50.2.6 Per-Connection Local Variables

Most of the variables reflect the situation on the local machine. Often, they must use a different value when you operate in buffers with a remote default directory. Think about the behavior when calling shell – on your local machine, you might use /bin/bash and rely on termcap, but on a remote machine, it may be /bin/ksh and terminfo.

This can be accomplished with connection-local variables. Directory and file local variables override connection-local variables. Unsafe connection-local variables are handled in the same way as unsafe file-local variables (see Safety of File Variables).
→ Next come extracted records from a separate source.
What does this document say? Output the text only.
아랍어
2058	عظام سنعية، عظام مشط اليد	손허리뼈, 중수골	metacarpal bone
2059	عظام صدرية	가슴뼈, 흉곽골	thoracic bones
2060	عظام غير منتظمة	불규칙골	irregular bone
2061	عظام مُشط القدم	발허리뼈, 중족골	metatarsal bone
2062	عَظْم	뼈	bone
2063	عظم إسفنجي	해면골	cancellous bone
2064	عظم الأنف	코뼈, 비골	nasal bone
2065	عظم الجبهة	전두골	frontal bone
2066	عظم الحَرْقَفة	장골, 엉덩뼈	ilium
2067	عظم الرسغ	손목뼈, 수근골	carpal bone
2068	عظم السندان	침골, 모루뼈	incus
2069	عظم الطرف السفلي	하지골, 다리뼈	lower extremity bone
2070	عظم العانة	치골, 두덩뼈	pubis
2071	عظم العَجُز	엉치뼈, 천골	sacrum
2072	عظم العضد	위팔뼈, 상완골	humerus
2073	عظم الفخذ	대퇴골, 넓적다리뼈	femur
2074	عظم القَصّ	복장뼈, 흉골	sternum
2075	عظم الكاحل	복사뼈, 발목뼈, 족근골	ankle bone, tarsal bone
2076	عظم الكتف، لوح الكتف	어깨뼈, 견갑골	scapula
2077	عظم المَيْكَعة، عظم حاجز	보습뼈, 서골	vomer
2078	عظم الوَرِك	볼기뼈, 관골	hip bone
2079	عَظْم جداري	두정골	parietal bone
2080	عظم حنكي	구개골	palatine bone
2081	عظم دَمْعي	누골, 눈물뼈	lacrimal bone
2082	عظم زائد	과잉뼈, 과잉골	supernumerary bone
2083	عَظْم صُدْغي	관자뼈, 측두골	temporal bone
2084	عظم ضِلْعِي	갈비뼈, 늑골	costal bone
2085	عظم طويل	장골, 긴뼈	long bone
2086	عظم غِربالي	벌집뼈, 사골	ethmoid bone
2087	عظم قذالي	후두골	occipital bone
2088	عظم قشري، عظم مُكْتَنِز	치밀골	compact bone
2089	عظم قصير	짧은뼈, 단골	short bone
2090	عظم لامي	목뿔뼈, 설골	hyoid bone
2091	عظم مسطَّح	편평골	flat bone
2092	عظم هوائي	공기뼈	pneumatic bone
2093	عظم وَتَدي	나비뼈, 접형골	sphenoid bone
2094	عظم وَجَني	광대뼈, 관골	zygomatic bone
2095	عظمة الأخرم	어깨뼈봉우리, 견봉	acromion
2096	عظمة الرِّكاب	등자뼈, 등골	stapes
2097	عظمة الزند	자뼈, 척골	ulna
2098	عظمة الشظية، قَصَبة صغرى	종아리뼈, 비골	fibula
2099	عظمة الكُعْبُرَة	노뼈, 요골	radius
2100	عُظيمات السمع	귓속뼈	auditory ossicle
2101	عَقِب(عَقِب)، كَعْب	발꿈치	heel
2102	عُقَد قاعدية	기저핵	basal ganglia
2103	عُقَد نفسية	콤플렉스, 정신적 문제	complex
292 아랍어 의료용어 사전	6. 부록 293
Connection-local variables are declared as a group of variables/value pairs in a profile, using the connection-local-set-profile-variables function. The function connection-local-set-profiles activates profiles for a given criteria, identifying a remote machine:

(connection-local-set-profile-variables 'remote-terminfo
   '((system-uses-terminfo . t)
     (comint-terminfo-terminal . "dumb-emacs-ansi")))

(connection-local-set-profile-variables 'remote-ksh
   '((shell-file-name . "/bin/ksh")
     (shell-command-switch . "-c")))

(connection-local-set-profile-variables 'remote-bash
   '((shell-file-name . "/bin/bash")
     (shell-command-switch . "-c")))

(connection-local-set-profiles
   '(:application tramp :machine "remotemachine")
   'remote-terminfo 'remote-ksh)

This code declares three different profiles, remote-terminfo, remote-ksh, and remote-bash. The profiles remote-terminfo and remote-ksh are applied to all buffers which have a remote default directory matching the regexp "remotemachine" as host name. Such a criteria can also discriminate for the properties :protocol (this is the Tramp method) or :user (a remote user name). The nil criteria matches all buffers with a remote default directory.

Be careful when declaring different profiles with the same variable, and setting these profiles to criteria which could match in parallel. It is unspecified which variable value is used then.